Neonode announced a new touchscreen solution called Selected Area Touch, meant to improve the user interface.
For those of you who can’t recall what this company does, let me tell you that Neonode is the producer of Neonode N2 touchscreen cell phone, said to be the world’s smallest handset of its kind, measuring only 77 x 47 x 14.7 mm at 70 grams. It doesn’t support 3G but features a 2-inch touchscreen display of 65K colors, MP3 ringtones, vibration, speakerphone, photo call, external memory support, Bluetooth, a built-in 2MP digital camera, HTML web browsing and games, while enabling up to four hours of continuous talk time, with 200 hours of standby, using a standard rechargeable Li-Ion battery.
The cell phone works with the company’s zForce optical touch technology, which enables multiple finger input and gestures such as scrolling, zooming, pivot rotate, flicks and press.
In order to add a cost-effective and improved touchscreen solution, the Selected Area Touch keeps a part of the touch area for activation.

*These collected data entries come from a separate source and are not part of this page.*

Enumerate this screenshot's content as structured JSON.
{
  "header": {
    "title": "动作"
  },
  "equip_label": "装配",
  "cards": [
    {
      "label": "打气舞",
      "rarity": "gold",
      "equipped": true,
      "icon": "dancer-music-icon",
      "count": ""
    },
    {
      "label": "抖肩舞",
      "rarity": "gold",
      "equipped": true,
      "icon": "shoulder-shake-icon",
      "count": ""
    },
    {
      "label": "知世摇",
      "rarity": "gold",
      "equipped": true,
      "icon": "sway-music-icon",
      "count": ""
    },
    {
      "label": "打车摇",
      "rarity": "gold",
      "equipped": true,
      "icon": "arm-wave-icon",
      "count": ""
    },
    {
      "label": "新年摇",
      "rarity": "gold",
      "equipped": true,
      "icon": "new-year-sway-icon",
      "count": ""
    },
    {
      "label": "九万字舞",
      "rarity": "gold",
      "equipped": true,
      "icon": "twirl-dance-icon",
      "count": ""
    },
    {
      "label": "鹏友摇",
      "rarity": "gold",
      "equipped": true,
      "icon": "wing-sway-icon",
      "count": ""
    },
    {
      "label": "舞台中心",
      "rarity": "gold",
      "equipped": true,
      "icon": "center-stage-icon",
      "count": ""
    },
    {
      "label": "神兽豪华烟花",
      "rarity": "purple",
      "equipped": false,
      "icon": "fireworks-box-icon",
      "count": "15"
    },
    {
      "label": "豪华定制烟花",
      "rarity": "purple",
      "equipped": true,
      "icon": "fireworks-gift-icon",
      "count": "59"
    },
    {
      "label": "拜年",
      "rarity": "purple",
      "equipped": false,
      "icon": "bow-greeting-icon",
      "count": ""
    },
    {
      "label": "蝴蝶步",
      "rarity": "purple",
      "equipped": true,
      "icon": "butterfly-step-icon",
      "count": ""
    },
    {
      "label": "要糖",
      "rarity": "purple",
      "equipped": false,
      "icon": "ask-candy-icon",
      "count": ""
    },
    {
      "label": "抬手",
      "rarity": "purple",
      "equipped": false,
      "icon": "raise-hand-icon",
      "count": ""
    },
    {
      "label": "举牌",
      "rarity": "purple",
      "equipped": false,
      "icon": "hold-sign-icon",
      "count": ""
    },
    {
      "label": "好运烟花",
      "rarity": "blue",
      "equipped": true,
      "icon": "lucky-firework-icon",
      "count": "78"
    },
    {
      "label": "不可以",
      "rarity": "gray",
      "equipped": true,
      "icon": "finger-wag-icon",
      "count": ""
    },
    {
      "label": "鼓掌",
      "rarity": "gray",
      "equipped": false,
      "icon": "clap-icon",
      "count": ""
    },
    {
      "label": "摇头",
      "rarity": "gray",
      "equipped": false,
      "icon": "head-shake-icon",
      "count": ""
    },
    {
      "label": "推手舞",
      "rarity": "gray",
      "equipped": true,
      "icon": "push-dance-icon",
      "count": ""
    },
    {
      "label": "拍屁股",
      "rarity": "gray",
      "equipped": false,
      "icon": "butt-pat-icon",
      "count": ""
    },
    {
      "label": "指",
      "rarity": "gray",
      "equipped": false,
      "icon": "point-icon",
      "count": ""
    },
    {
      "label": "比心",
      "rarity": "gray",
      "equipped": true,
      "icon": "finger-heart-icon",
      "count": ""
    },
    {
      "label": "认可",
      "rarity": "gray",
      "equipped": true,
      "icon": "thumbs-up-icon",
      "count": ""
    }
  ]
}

As zForce doesn’t require film or overlay on the display’s surface, it can be also used by device manufacturers in digital photo frames, eBooks and other gadgets using touch screens.
The multi-touch technology featured by Neonode handsets is a high-end capability rarely encountered in today’s gadgets. There are about three major brands that provide this capability via their handheld devices and these include the famous iPhone and the N2 cell phone.
An advanced version of this technology is enabled in larger displays for public use, such as Microsoft’s Surface and DiamondTouch from MERL.